If that was laughing, he laughed. If that was crying, he’d cry.

If you wanted to do that in front of him, he made you feel safe enough to let go in whatever form that took. ”

Esme’s palm edges along the table. It gets closer and closer to my plate.

I finally—like a total idiot, realize that she’s reaching for me.

I fumble, getting my hand up. It smacks the bottom of the table and then my knuckles clang down hard against the tabletop before I get our fingers threaded together.

Her palm is hot and a little damp, her fingers smooth and soft as they curl around mine.

An absolute perfect fit.

I turn my face to the ceiling, like Grandpa is up there in the sky past it, looking down on us.

“We both miss you. I hope, if it’s possible, you’re in all the flowers now.
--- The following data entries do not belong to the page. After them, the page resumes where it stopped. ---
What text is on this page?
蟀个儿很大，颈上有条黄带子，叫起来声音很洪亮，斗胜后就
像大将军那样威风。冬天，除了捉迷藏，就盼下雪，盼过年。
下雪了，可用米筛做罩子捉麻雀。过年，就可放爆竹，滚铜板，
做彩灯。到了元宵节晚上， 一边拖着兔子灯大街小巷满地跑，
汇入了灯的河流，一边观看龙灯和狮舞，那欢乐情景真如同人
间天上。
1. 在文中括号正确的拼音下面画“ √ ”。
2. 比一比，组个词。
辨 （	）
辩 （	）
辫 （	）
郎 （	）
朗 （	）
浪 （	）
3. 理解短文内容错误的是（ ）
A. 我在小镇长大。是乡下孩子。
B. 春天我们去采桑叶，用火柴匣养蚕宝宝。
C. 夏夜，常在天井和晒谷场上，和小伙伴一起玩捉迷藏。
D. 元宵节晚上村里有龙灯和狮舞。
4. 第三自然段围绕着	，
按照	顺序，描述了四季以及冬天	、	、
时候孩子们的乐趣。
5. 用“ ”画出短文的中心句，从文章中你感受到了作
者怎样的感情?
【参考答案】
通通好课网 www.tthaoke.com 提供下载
All the plants and trees that you loved.

That you’re still looking down on all the stray animals and all the troubled people.

Thank you for all the gardening lessons.

Thanks for teaching me about mechanics and about life.

Thank you for being fun. Thank you for being you and for helping me to realize that it was okay to just be me too, even if most people didn’t appreciate it. ”

“I appreciated it. I always have.”

My thoughts slam into each other, and my heart shifts into overdrive. It beats so hard and fast that my lungs don’t know how to gather any oxygen around it. My eyes blur and the world turns into a whole bunch of refracted prisms again.